Interpretive Summary: Competitive exclusion cultures, which use whole bacterial communities derived directly from the gastrointestinal tract, have been effective in controlling pathogens in livestock, but their application in humans has not been widely studied. In this study, growth medium from which the bacteria were removed was obtained from a competitive exclusion culture developed from fecal samples collected from healthy humans. The inhibitory effects of the bacteria-free growth medium were examined against growth of intestinal pathogens of public health significance: Shigella sonnei, E. coli, and Salmonella Enteritidis. Growth rates and pathogen concentrations were significantly reduced by the growth medium for the most sensitive bacterium, Shigella sonnei, and moderately for the most resistant, Salmonella Enteritidis. A growth delay of more than 14 hours was present in both Shigella sonnei and E. coli. Treating the growth medium by heat and protein digestion revealed the effects on the bacteria were likely due to a bacteria-killing substance called bacteriocin. The competitive exclusion culture developed has biotechnological potential for the production of novel antimicrobials of interest to the food and pharmaceutical industries.

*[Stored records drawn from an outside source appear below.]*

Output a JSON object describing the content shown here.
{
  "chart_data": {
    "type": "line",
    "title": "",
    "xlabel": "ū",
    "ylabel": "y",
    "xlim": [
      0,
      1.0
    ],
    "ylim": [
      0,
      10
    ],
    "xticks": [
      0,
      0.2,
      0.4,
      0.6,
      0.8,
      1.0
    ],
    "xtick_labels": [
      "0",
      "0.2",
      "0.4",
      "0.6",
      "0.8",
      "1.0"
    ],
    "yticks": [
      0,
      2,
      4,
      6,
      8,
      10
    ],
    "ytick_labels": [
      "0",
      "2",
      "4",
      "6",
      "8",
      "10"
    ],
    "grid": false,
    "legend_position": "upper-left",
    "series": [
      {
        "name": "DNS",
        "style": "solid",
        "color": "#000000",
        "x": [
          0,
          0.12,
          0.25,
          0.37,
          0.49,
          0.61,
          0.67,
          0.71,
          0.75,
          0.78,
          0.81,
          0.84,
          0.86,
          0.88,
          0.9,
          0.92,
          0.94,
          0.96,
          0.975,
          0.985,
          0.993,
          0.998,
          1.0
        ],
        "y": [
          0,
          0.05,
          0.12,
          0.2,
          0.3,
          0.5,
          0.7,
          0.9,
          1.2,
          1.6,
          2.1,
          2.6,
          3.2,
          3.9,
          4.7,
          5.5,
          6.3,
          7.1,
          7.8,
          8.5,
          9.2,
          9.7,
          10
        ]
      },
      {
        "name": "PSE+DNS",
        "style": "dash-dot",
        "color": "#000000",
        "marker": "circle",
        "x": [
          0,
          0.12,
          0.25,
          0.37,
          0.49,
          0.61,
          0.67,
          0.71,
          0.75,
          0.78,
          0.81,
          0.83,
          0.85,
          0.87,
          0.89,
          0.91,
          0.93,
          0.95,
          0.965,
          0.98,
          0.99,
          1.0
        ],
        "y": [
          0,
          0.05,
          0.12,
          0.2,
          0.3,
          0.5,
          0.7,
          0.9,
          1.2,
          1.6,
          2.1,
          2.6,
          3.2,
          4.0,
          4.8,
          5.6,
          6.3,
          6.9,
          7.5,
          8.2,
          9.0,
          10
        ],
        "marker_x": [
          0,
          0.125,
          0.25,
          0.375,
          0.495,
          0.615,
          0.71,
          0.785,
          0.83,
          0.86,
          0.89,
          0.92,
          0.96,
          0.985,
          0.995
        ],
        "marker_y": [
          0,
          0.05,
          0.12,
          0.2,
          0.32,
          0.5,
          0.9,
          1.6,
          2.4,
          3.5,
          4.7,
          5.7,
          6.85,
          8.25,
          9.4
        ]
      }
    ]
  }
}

Technical Abstract: Competitive exclusion cultures (CEC), which use whole bacterial communities derived directly from the gastrointestinal tract, have been effective in controlling pathogens in animals, but their application in humans have not been widely studied. In this work, the inhibitory effect of supernatants obtained from a CEC developed from fecal samples of healthy individuals was examined on the growth of intestinal pathogens which are of public health significance. The Baranyi Model was adjusted (R-square > 0.947) to growth curves of Shigella sonnei (SF1), E. coli EPEC (EC6), and Salmonella Enteritidis (SE3) treated with supernatants in order to estimate kinetic parameters. Growth rates and pathogen concentrations were significantly reduced by the action of supernatants in 89.89% and 86.80%, respectively, for the most sensitive bacteria (SF1) and 23.21% and 36.86% for the most resistant (SE3). A growth delay of more than 14 hours was presented by SF1 and EC6 with the treatments. Thermal and enzymatic (proteinase K and trypsin) sensitivity of supernatants indicates that antagonism was mediated by bacteriocin-like substances. The CEC developed has biotechnological potential for the production of antimicrobial substances of interest in the food and pharmaceutical industries.